Helen Atkinson, the executive director of TDP, opened the night by telling the audience that they had planned this event five months ago, well before the lawsuits and charter funding battles that came to a head in September. Nonetheless, Atkinson said, the event would remain primarily focused on the legislative issues at stake in 2016.
Though the event was mostly respectful—save for a few heated moments—it became clear very quickly that people were more interested in expressing their feelings about charter issues in Baltimore than exploring what Hogan and his allies might be up to in a few months.

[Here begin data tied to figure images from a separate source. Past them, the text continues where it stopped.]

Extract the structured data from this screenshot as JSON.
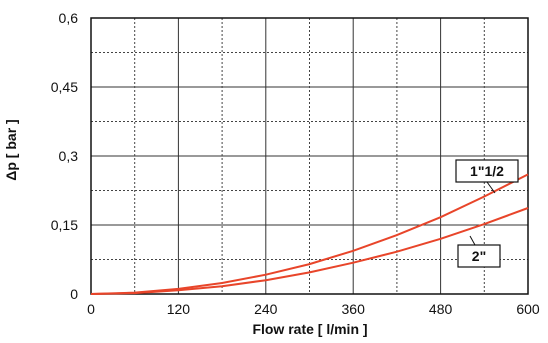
{
  "chart_data": {
    "type": "line",
    "xlabel": "Flow rate [ l/min ]",
    "ylabel": "Δp [ bar ]",
    "xlim": [
      0,
      600
    ],
    "ylim": [
      0,
      0.6
    ],
    "x_ticks": [
      0,
      120,
      240,
      360,
      480,
      600
    ],
    "x_tick_labels": [
      "0",
      "120",
      "240",
      "360",
      "480",
      "600"
    ],
    "y_ticks": [
      0,
      0.15,
      0.3,
      0.45,
      0.6
    ],
    "y_tick_labels": [
      "0",
      "0,15",
      "0,3",
      "0,45",
      "0,6"
    ],
    "grid": true,
    "line_color": "#e8452a",
    "series": [
      {
        "name": "1\"1/2",
        "x": [
          0,
          60,
          120,
          180,
          240,
          300,
          360,
          420,
          480,
          540,
          600
        ],
        "y": [
          0,
          0.003,
          0.011,
          0.024,
          0.042,
          0.065,
          0.094,
          0.128,
          0.167,
          0.212,
          0.26
        ]
      },
      {
        "name": "2\"",
        "x": [
          0,
          60,
          120,
          180,
          240,
          300,
          360,
          420,
          480,
          540,
          600
        ],
        "y": [
          0,
          0.002,
          0.008,
          0.017,
          0.03,
          0.047,
          0.068,
          0.092,
          0.12,
          0.152,
          0.187
        ]
      }
    ]
  }
}
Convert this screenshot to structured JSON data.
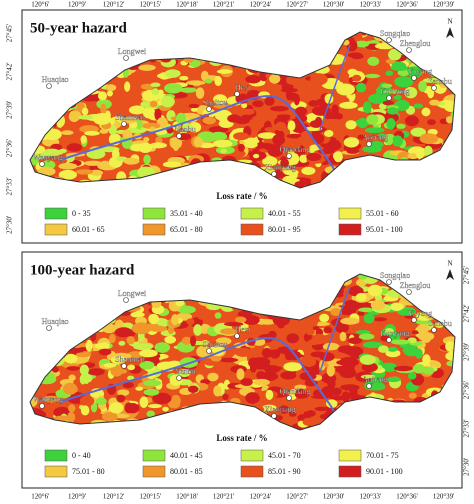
{
  "axes": {
    "top_x_labels": [
      "120°6'",
      "120°9'",
      "120°12'",
      "120°15'",
      "120°18'",
      "120°21'",
      "120°24'",
      "120°27'",
      "120°30'",
      "120°33'",
      "120°36'",
      "120°39'"
    ],
    "bottom_x_labels": [
      "120°6'",
      "120°9'",
      "120°12'",
      "120°15'",
      "120°18'",
      "120°21'",
      "120°24'",
      "120°27'",
      "120°30'",
      "120°33'",
      "120°36'",
      "120°39'"
    ],
    "left_y_labels": [
      "27°45'",
      "27°42'",
      "27°39'",
      "27°36'",
      "27°33'",
      "27°30'"
    ],
    "right_y_labels": [
      "27°45'",
      "27°42'",
      "27°39'",
      "27°36'",
      "27°33'",
      "27°30'"
    ]
  },
  "north": "N",
  "places": [
    "Longwei",
    "Huaqiao",
    "Songqiao",
    "Zhenglou",
    "Yuyang",
    "Sanabu",
    "Kunyang",
    "Aojiang",
    "Hexi",
    "Shuitou",
    "Qiandang",
    "Xiaojiang",
    "Wanyang",
    "Nanbu",
    "Shanmen"
  ],
  "panels": [
    {
      "title": "50-year hazard",
      "legend_title": "Loss rate / %",
      "legend": [
        {
          "label": "0 - 35",
          "color": "#3cd23c"
        },
        {
          "label": "35.01 - 40",
          "color": "#8ee63c"
        },
        {
          "label": "40.01 - 55",
          "color": "#c8f04a"
        },
        {
          "label": "55.01 - 60",
          "color": "#f2f04c"
        },
        {
          "label": "60.01 - 65",
          "color": "#f5c842"
        },
        {
          "label": "65.01 - 80",
          "color": "#f0962a"
        },
        {
          "label": "80.01 - 95",
          "color": "#e8501e"
        },
        {
          "label": "95.01 - 100",
          "color": "#d21e1e"
        }
      ]
    },
    {
      "title": "100-year hazard",
      "legend_title": "Loss rate / %",
      "legend": [
        {
          "label": "0 - 40",
          "color": "#3cd23c"
        },
        {
          "label": "40.01 - 45",
          "color": "#8ee63c"
        },
        {
          "label": "45.01 - 70",
          "color": "#c8f04a"
        },
        {
          "label": "70.01 - 75",
          "color": "#f2f04c"
        },
        {
          "label": "75.01 - 80",
          "color": "#f5c842"
        },
        {
          "label": "80.01 - 85",
          "color": "#f0962a"
        },
        {
          "label": "85.01 - 90",
          "color": "#e8501e"
        },
        {
          "label": "90.01 - 100",
          "color": "#d21e1e"
        }
      ]
    }
  ]
}
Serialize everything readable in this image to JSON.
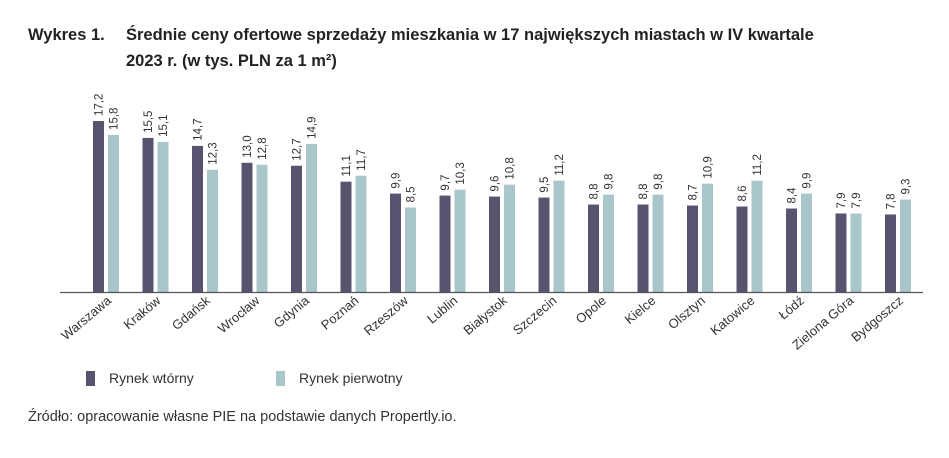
{
  "title_label": "Wykres 1.",
  "title_line1": "Średnie ceny ofertowe sprzedaży mieszkania w 17 największych miastach w IV kwartale",
  "title_line2": "2023 r. (w tys. PLN za 1 m²)",
  "source": "Źródło: opracowanie własne PIE na podstawie danych Propertly.io.",
  "chart_data": {
    "type": "bar",
    "title": "Średnie ceny ofertowe sprzedaży mieszkania w 17 największych miastach w IV kwartale 2023 r. (w tys. PLN za 1 m²)",
    "categories": [
      "Warszawa",
      "Kraków",
      "Gdańsk",
      "Wrocław",
      "Gdynia",
      "Poznań",
      "Rzeszów",
      "Lublin",
      "Białystok",
      "Szczecin",
      "Opole",
      "Kielce",
      "Olsztyn",
      "Katowice",
      "Łódź",
      "Zielona Góra",
      "Bydgoszcz"
    ],
    "series": [
      {
        "name": "Rynek wtórny",
        "color": "#595370",
        "values": [
          17.2,
          15.5,
          14.7,
          13.0,
          12.7,
          11.1,
          9.9,
          9.7,
          9.6,
          9.5,
          8.8,
          8.8,
          8.7,
          8.6,
          8.4,
          7.9,
          7.8
        ]
      },
      {
        "name": "Rynek pierwotny",
        "color": "#a9c6ca",
        "values": [
          15.8,
          15.1,
          12.3,
          12.8,
          14.9,
          11.7,
          8.5,
          10.3,
          10.8,
          11.2,
          9.8,
          9.8,
          10.9,
          11.2,
          9.9,
          7.9,
          9.3
        ]
      }
    ],
    "ylim": [
      0,
      18
    ],
    "grid": false,
    "legend_placement": "bottom-left",
    "decimal_separator": ","
  }
}
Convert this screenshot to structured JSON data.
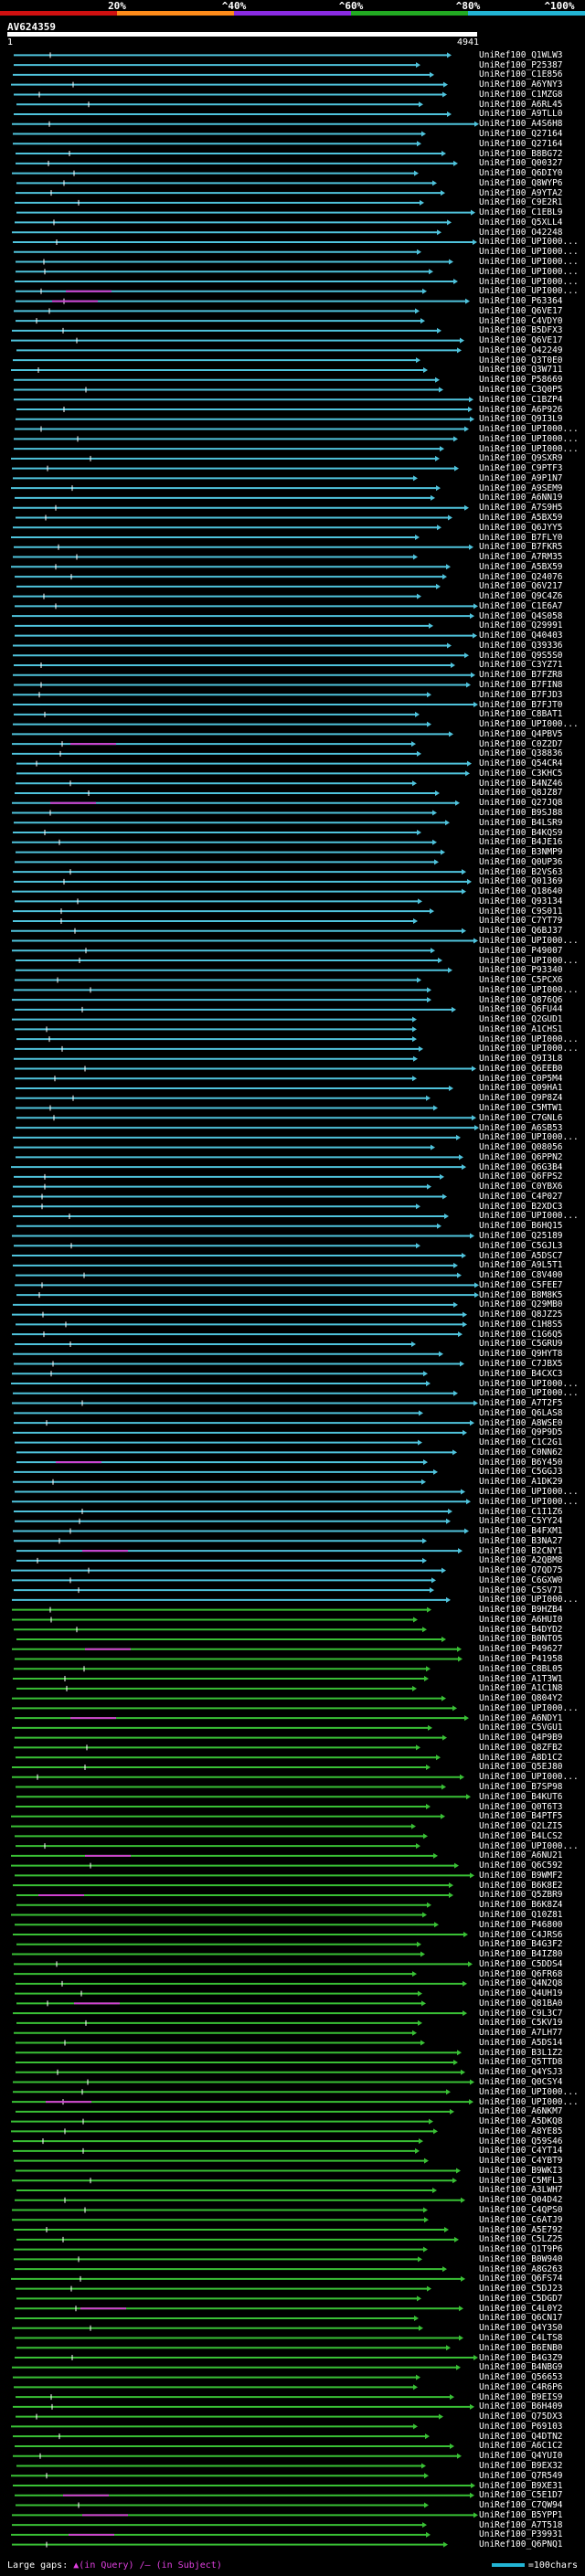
{
  "coverage_scale": {
    "labels": [
      "20%",
      "^40%",
      "^60%",
      "^80%",
      "^100%"
    ],
    "colors": [
      "#d01010",
      "#ff8c1a",
      "#8a2be2",
      "#22aa22",
      "#22b4d4"
    ]
  },
  "query": {
    "name": "AV624359",
    "start": "1",
    "end": "4941"
  },
  "colors": {
    "cyan": "#4fc3dc",
    "green": "#39c035",
    "gap": "#d040d0",
    "query": "#ffffff"
  },
  "hits": [
    "UniRef100_Q1WLW3",
    "UniRef100_P25387",
    "UniRef100_C1E856",
    "UniRef100_A6YNY3",
    "UniRef100_C1MZG8",
    "UniRef100_A6RL45",
    "UniRef100_A9TLL0",
    "UniRef100_A4S6H8",
    "UniRef100_Q27164",
    "UniRef100_Q27164",
    "UniRef100_B8BG72",
    "UniRef100_Q00327",
    "UniRef100_Q6DIY0",
    "UniRef100_Q8WYP6",
    "UniRef100_A9YTA2",
    "UniRef100_C9E2R1",
    "UniRef100_C1EBL9",
    "UniRef100_Q5XLL4",
    "UniRef100_O42248",
    "UniRef100_UPI000...",
    "UniRef100_UPI000...",
    "UniRef100_UPI000...",
    "UniRef100_UPI000...",
    "UniRef100_UPI000...",
    "UniRef100_UPI000...",
    "UniRef100_P63364",
    "UniRef100_Q6VE17",
    "UniRef100_C4VDY0",
    "UniRef100_B5DFX3",
    "UniRef100_Q6VE17",
    "UniRef100_O42249",
    "UniRef100_Q3T0E0",
    "UniRef100_Q3W711",
    "UniRef100_P58669",
    "UniRef100_C3Q0P5",
    "UniRef100_C1BZP4",
    "UniRef100_A6P926",
    "UniRef100_Q9I3L9",
    "UniRef100_UPI000...",
    "UniRef100_UPI000...",
    "UniRef100_UPI000...",
    "UniRef100_Q9SXR9",
    "UniRef100_C9PTF3",
    "UniRef100_A9P1N7",
    "UniRef100_A9SEM9",
    "UniRef100_A6NN19",
    "UniRef100_A7S9H5",
    "UniRef100_A5BX59",
    "UniRef100_Q6JYY5",
    "UniRef100_B7FLY0",
    "UniRef100_B7FKR5",
    "UniRef100_A7RM35",
    "UniRef100_A5BX59",
    "UniRef100_Q24076",
    "UniRef100_Q6V217",
    "UniRef100_Q9C4Z6",
    "UniRef100_C1E6A7",
    "UniRef100_Q4S058",
    "UniRef100_Q29991",
    "UniRef100_Q40403",
    "UniRef100_Q39336",
    "UniRef100_Q9S5S0",
    "UniRef100_C3YZ71",
    "UniRef100_B7FZR8",
    "UniRef100_B7FIN8",
    "UniRef100_B7FJD3",
    "UniRef100_B7FJT0",
    "UniRef100_C8BAT1",
    "UniRef100_UPI000...",
    "UniRef100_Q4PBV5",
    "UniRef100_C0Z2D7",
    "UniRef100_Q38836",
    "UniRef100_Q54CR4",
    "UniRef100_C3KHC5",
    "UniRef100_B4NZ46",
    "UniRef100_Q8JZ87",
    "UniRef100_Q27JQ8",
    "UniRef100_B9SJ88",
    "UniRef100_B4LSR9",
    "UniRef100_B4KQS9",
    "UniRef100_B4JE16",
    "UniRef100_B3NMP9",
    "UniRef100_Q0UP36",
    "UniRef100_B2VS63",
    "UniRef100_Q01369",
    "UniRef100_Q18640",
    "UniRef100_Q93134",
    "UniRef100_C9S011",
    "UniRef100_C7YT79",
    "UniRef100_Q6BJ37",
    "UniRef100_UPI000...",
    "UniRef100_P49007",
    "UniRef100_UPI000...",
    "UniRef100_P93340",
    "UniRef100_C5PCX6",
    "UniRef100_UPI000...",
    "UniRef100_Q876Q6",
    "UniRef100_Q6FU44",
    "UniRef100_Q2GUD1",
    "UniRef100_A1CHS1",
    "UniRef100_UPI000...",
    "UniRef100_UPI000...",
    "UniRef100_Q9I3L8",
    "UniRef100_Q6EEB0",
    "UniRef100_C0P5M4",
    "UniRef100_Q09HA1",
    "UniRef100_Q9P8Z4",
    "UniRef100_C5MTW1",
    "UniRef100_C7GNL6",
    "UniRef100_A6SB53",
    "UniRef100_UPI000...",
    "UniRef100_Q08056",
    "UniRef100_Q6PPN2",
    "UniRef100_Q6G3B4",
    "UniRef100_Q6FPS2",
    "UniRef100_C0YBX6",
    "UniRef100_C4P027",
    "UniRef100_B2XDC3",
    "UniRef100_UPI000...",
    "UniRef100_B6HQ15",
    "UniRef100_Q25189",
    "UniRef100_C5GJL3",
    "UniRef100_A5DSC7",
    "UniRef100_A9L5T1",
    "UniRef100_C8V400",
    "UniRef100_C5FEE7",
    "UniRef100_B8M8K5",
    "UniRef100_Q29MB0",
    "UniRef100_Q8JZ25",
    "UniRef100_C1H8S5",
    "UniRef100_C1G6Q5",
    "UniRef100_C5GRU9",
    "UniRef100_Q9HYT8",
    "UniRef100_C7JBX5",
    "UniRef100_B4CXC3",
    "UniRef100_UPI000...",
    "UniRef100_UPI000...",
    "UniRef100_A7T2F5",
    "UniRef100_Q6LAS8",
    "UniRef100_A8WSE0",
    "UniRef100_Q9P9D5",
    "UniRef100_C1C2G1",
    "UniRef100_C0NN62",
    "UniRef100_B6Y450",
    "UniRef100_C5GGJ3",
    "UniRef100_A1DK29",
    "UniRef100_UPI000...",
    "UniRef100_UPI000...",
    "UniRef100_C1I1Z6",
    "UniRef100_C5YY24",
    "UniRef100_B4FXM1",
    "UniRef100_B3NA27",
    "UniRef100_B2CNY1",
    "UniRef100_A2QBM8",
    "UniRef100_Q7QD75",
    "UniRef100_C6GXW0",
    "UniRef100_C5SV71",
    "UniRef100_UPI000...",
    "UniRef100_B9HZB4",
    "UniRef100_A6HUI0",
    "UniRef100_B4DYD2",
    "UniRef100_B0NTO5",
    "UniRef100_P49627",
    "UniRef100_P41958",
    "UniRef100_C8BL05",
    "UniRef100_A1T3W1",
    "UniRef100_A1C1N8",
    "UniRef100_Q804Y2",
    "UniRef100_UPI000...",
    "UniRef100_A6NDY1",
    "UniRef100_C5VGU1",
    "UniRef100_Q4P9B9",
    "UniRef100_Q8ZFB2",
    "UniRef100_A8D1C2",
    "UniRef100_Q5EJ80",
    "UniRef100_UPI000...",
    "UniRef100_B7SP98",
    "UniRef100_B4KUT6",
    "UniRef100_Q0T6T3",
    "UniRef100_B4PTF5",
    "UniRef100_Q2LZI5",
    "UniRef100_B4LCS2",
    "UniRef100_UPI000...",
    "UniRef100_A6NU21",
    "UniRef100_Q6C592",
    "UniRef100_B9WMF2",
    "UniRef100_B6K8E2",
    "UniRef100_Q5ZBR9",
    "UniRef100_B6K8Z4",
    "UniRef100_Q10Z81",
    "UniRef100_P46800",
    "UniRef100_C4JRS6",
    "UniRef100_B4G3F2",
    "UniRef100_B4IZ80",
    "UniRef100_C5DDS4",
    "UniRef100_Q6FR68",
    "UniRef100_Q4N2Q8",
    "UniRef100_Q4UH19",
    "UniRef100_Q81BA0",
    "UniRef100_C9L3C7",
    "UniRef100_C5KV19",
    "UniRef100_A7LH77",
    "UniRef100_A5DS14",
    "UniRef100_B3L1Z2",
    "UniRef100_Q5TTD8",
    "UniRef100_Q4YSJ3",
    "UniRef100_Q0CSY4",
    "UniRef100_UPI000...",
    "UniRef100_UPI000...",
    "UniRef100_A6NKM7",
    "UniRef100_A5DKQ8",
    "UniRef100_A8YE85",
    "UniRef100_Q59S46",
    "UniRef100_C4YT14",
    "UniRef100_C4YBT9",
    "UniRef100_B9WKI3",
    "UniRef100_C5MFL3",
    "UniRef100_A3LWH7",
    "UniRef100_Q04D42",
    "UniRef100_C4QPS0",
    "UniRef100_C6ATJ9",
    "UniRef100_A5E792",
    "UniRef100_C5LZ25",
    "UniRef100_Q1T9P6",
    "UniRef100_B0W940",
    "UniRef100_A8G263",
    "UniRef100_Q6FS74",
    "UniRef100_C5DJ23",
    "UniRef100_C5DGD7",
    "UniRef100_C4L0Y2",
    "UniRef100_Q6CN17",
    "UniRef100_Q4Y3S0",
    "UniRef100_C4LTS8",
    "UniRef100_B6ENB0",
    "UniRef100_B4G3Z9",
    "UniRef100_B4NBG9",
    "UniRef100_Q56653",
    "UniRef100_C4R6P6",
    "UniRef100_B9EIS9",
    "UniRef100_B6H409",
    "UniRef100_Q75DX3",
    "UniRef100_P69103",
    "UniRef100_Q4DTN2",
    "UniRef100_A6C1C2",
    "UniRef100_Q4YUI0",
    "UniRef100_B9EX32",
    "UniRef100_Q7R549",
    "UniRef100_B9XE31",
    "UniRef100_C5E1D7",
    "UniRef100_C7QW94",
    "UniRef100_B5YPP1",
    "UniRef100_A7T518",
    "UniRef100_P39931",
    "UniRef100_Q6PNQ1"
  ],
  "footer": {
    "large_gaps_label": "Large gaps:",
    "in_query": "▲(in Query)",
    "in_subject": "/— (in Subject)",
    "scale_label": "=100chars"
  }
}
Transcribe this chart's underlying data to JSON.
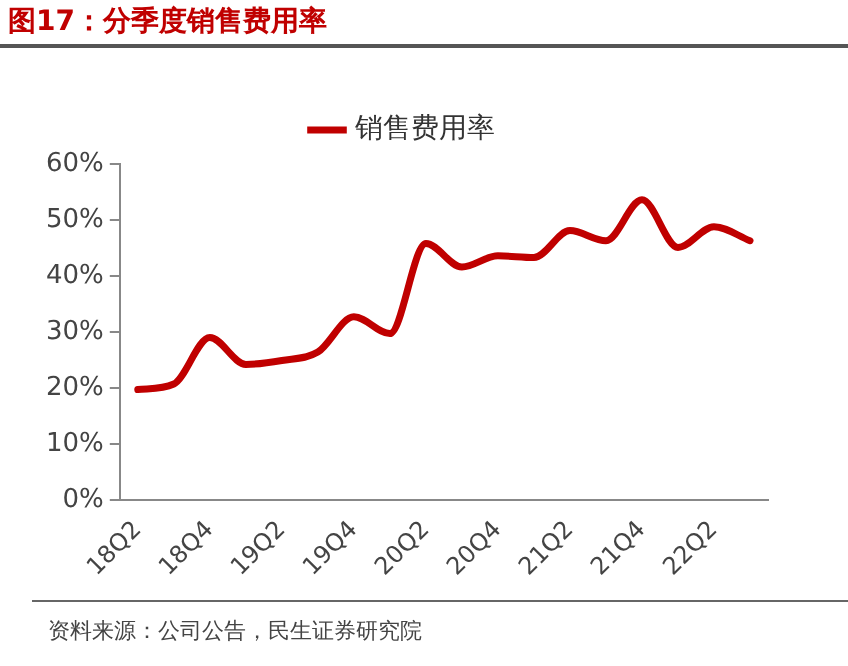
{
  "chart_data": {
    "type": "line",
    "title": "图17：分季度销售费用率",
    "categories": [
      "18Q2",
      null,
      "18Q4",
      null,
      "19Q2",
      null,
      "19Q4",
      null,
      "20Q2",
      null,
      "20Q4",
      null,
      "21Q2",
      null,
      "21Q4",
      null,
      "22Q2",
      null
    ],
    "series": [
      {
        "name": "销售费用率",
        "color": "#c00000",
        "values": [
          19.7,
          20.7,
          29,
          24.2,
          24.9,
          26.4,
          32.7,
          29.7,
          45.8,
          41.6,
          43.6,
          43.3,
          48.1,
          46.3,
          53.6,
          45.1,
          48.8,
          46.3
        ]
      }
    ],
    "ylim": [
      0,
      60
    ],
    "yticks": [
      {
        "value": 0,
        "label": "0%"
      },
      {
        "value": 10,
        "label": "10%"
      },
      {
        "value": 20,
        "label": "20%"
      },
      {
        "value": 30,
        "label": "30%"
      },
      {
        "value": 40,
        "label": "40%"
      },
      {
        "value": 50,
        "label": "50%"
      },
      {
        "value": 60,
        "label": "60%"
      }
    ],
    "grid": false,
    "legend": "top",
    "marker": "none",
    "line_style": "solid",
    "annotations": [
      "资料来源：公司公告，民生证券研究院"
    ]
  }
}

To begin the event, TDP screened a short documentary the group created called "Charters: the Illusion of Change." The film featured local community members, including Atkinson, Jessica Shiller, an urban education professor at Towson; Matt Hornbeck, a principal at Hampstead Hill Academy charter school; Kim Truehart, a longtime citizen activist; Kris Sieloff, a teacher at City Neighbors High School; and Ben Dalbey, a city schools parent. It also featured two national education policy experts: Julian Vasquez Heilig, who blogs at Cloaking Inequality, and Pedro Noguera, a professor at NYU. Both have reputations for speaking out against the education reform movement.
Overall, the film pushed themes that were fairly critical of charters, yet some speakers also said they understood why charters have proliferated and gained popularity, given the district's portfolio of underperforming schools. "But simply saying 'put more charters in' is overly simplistic," said Hornbeck in the film. "It's searching for a silver bullet, it's not a solution." Most of the speakers seemed to agree that rallying for more funding for all schools would be a better strategy than expanding choice for just some students.